Boriswatch gets quite a few requests for information from students, who are often using Boris or Boriswatch as a muse for their essays and even dissertations. Here – with her permission – is a Boriswatch Q and A session with Helen Clark, a journalism student from University of Lincoln.
Q: When and why was Boriswatch started?
A: Boriswatch was started in 2003 when I saw Boris on Have I Got News For You and found him intensely funny. I looked on the internet, and found virtually nothing about him. So, seeing as I could build websites, I started Boriswatch. It was originally a subsection of my personal website, but gained its own web domain in early 2004.
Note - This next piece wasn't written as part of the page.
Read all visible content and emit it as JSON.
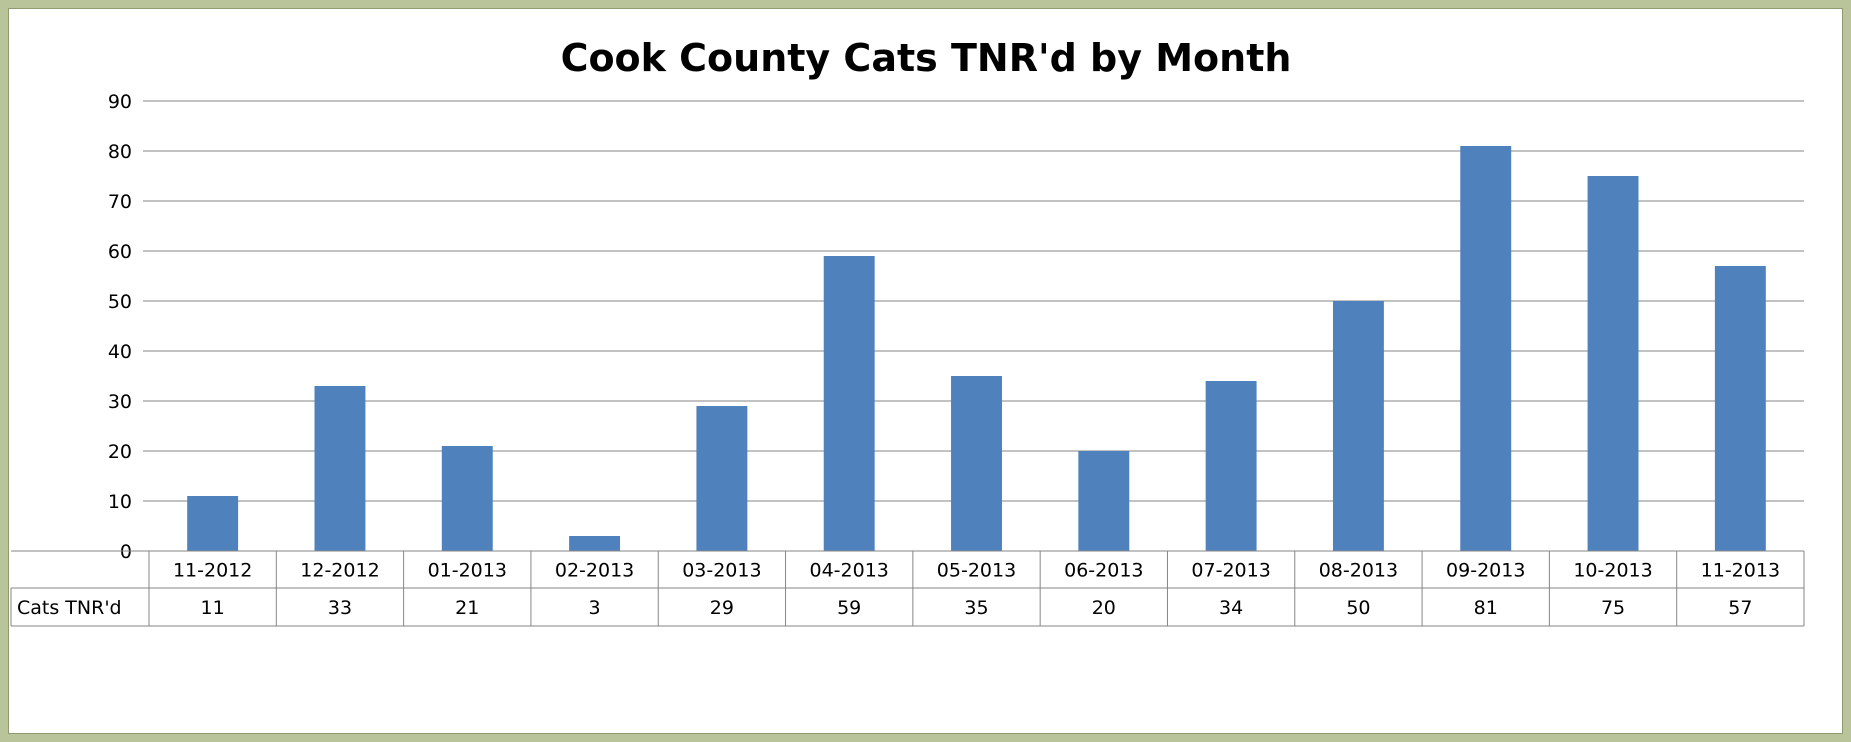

Q: How good has the response been to it?
A: Immense. After about 3 weeks of posting, the visitors ramped up to around 300 a week. Now, the site pulls in over 2000 visitors a week, has two contributors, and has appeared on BBC News, Sky News and ITV. We’ve had articles published in FHM, BBC News and the official Back Boris site, as well as interest from smaller organisations. And – dare I mention it – there’s even a Boriswatch-constructed Boris For Mayor song!
Q: Has Boris himself seen or commented about the website?
A: Boris has seen it and commented on it on ITV and the BBC as well as his personal website – and thanks to his wonderful team I have met up with him many times. There was even a Central News piece on Boriswatch itself, complete with a discussion with Boris on what he thinks of the site, Boriswatch t-shirts and the first mention of the legendary Boriswatch Thong. However, when the Boris team first approached me, their opening line was “Are you some sort of nutter?”
Q: Why do you think Boris appeals so much to the younger generation?
A: Well, firstly, he’s funny. Some people don’t like his privileged upbringing, but his personality and self-deprecation takes the edge off of the criticisms. Personality is a rare commodity in politics, and it’s a breath of fresh air. Because he’s funny, people listen to him. And because they listen to him, they realise that he speaks his mind, regardless of the political fallout, which is very rare in politics. And because people find he says what he thinks, they tend to agree with him! People can see that underneath the messy fair lies a very clever brain – I’ll never forget when he forgot write a Telegraph column that was due to be published the next day. It was 12.30pm, and we were in a pub in Oxfordshire. He whipped out two paper napkins from behind the bar and started writing. That article, written on the spur of the moment, was in the paper the next day, almost completely unedited. I know many people that take days to achieve the same thing…
And let me tell you – I’ve met him many times, and his appearance and personality is no act. He is the same in private as he is in person – which can be seen as a good thing or a bad thing!
Q: Why do you think he has had the ability to weather problems which would have destroyed other politicians careers?
A: It’s the Stephen Fry school of deprecation, I think. Most of the time, people actually agree with him. He speaks sense, and cheers people up. That’s a very rare quality, and people warm to him so much that minor transgressions can be forgiven. People don’t want to lose the one person that speaks sense and entertains them in politics. Yes, he gets things wrong – but when he does, he admits them, rather than cover it up like most public figures.
Q: What would you consider to be Boris’ finest moment?
A: Ooooh, good one. Well, up until now, I would have to say becoming a minister in shadow government would have to be the top achievement so far. Boris has always wanted to focus on politics, and he would have been chuffed at that.
However, the greatest achievement is get to come – becoming Mayor of London!